Der Trans*Treff für junge Menschen zwischen elf und 16 Jahren ist jeden Freitag von 16 bis 21 Uhr an der Teinerstraße 26 geöffnet. Ein weiterer Trans*Treff für junge Menschen zwischen 15 und 27 Jahren findet im together in Essen statt. Jeden Samstag von 17 bis 23 Uhr, Kleine Stoppenberger Straße 13-15.Das Fachkräfteteam unterstützt zusätzlich mit Beratungsmöglichkeiten und Angehörigenarbeit. Info: 302 73 58 oder info@together-virtuell.de.

„Zu uns kommen viele Jugendliche, die sich in ihrer Identität noch nicht sicher sind“, erklärt Benedikt Mintrop. „Wir geben ihnen zunächst erst einmal den Raum, ihre Identität zu finden.“ In den Treffen tauschen sich die Jugendlichen aus, geben sich Tipps und diskutieren auch über politische Entscheidungen. Während der Corona-Zeit habe sich das Angebot ins Digitale verlagert.

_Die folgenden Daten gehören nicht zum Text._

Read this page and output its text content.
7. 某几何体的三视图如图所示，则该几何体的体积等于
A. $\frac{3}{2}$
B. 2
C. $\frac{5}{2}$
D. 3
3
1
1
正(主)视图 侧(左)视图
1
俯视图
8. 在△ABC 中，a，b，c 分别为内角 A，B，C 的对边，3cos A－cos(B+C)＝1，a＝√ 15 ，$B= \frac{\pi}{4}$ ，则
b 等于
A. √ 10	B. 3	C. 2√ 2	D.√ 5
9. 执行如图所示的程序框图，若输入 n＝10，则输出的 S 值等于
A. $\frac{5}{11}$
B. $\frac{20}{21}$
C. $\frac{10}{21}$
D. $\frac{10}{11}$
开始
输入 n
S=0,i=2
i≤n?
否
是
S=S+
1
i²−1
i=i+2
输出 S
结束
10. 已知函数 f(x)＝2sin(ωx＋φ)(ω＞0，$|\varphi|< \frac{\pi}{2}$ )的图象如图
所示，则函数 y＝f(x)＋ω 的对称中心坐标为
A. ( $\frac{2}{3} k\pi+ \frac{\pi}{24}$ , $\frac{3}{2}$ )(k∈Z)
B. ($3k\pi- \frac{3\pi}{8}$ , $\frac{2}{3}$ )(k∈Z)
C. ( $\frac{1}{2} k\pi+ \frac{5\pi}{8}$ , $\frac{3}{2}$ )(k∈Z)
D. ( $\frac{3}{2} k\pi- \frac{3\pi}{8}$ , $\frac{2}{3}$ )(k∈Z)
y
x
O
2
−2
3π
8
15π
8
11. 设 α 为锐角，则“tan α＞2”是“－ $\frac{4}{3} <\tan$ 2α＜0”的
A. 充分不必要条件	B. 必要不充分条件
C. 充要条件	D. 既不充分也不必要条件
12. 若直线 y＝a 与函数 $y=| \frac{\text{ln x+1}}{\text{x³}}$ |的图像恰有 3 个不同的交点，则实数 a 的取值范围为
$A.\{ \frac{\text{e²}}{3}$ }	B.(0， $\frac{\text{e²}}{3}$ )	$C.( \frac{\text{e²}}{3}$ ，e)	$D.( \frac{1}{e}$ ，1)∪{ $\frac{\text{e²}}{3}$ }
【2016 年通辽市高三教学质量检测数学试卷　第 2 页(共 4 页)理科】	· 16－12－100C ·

An dem Projekt „Body & Soul“ war Lasse auch beteiligt, zusammen mit rund 15 weiteren Jugendlichen, die vor Ort und digital mitgemacht haben. Entstanden ist dabei etwa ein kleines Magazin mit Zeichnungen und Gedichten. Darin drücken sie ihre Gedanken über Geschlechterrollen aus, verarbeiten die Vorurteile anderer Menschen ihnen gegenüber. Denn Toleranz ist nicht immer vorhanden. „Es gibt immer wieder Leute, auch Gruppen von Jugendlichen, die bei uns reinkommen und beleidigend werden“, weiß Mintrop. Er kenne einige Trans*menschen, „die sich nicht mehr offen auf die Straße trauen“.

Daher ist es wichtig, Betroffenen Mut zu machen. Zum Beispiel mit dem Fotoprojekt, an dem die jungen Trans*menschen in „Body & Soul“ gearbeitet haben und aus dem ein Kalender entstanden ist. Die Bilder machen unterschiedliche Körper von jungen Trans*menschen sichtbar. Die Lebenswege und -realitäten seien sehr individuell, „daher wollen wir mit diesem Kalender diese Unterschiedlichkeit aufzeigen und damit andere Trans*menschen ermutigen, ihren eigenen Weg zu gehen“.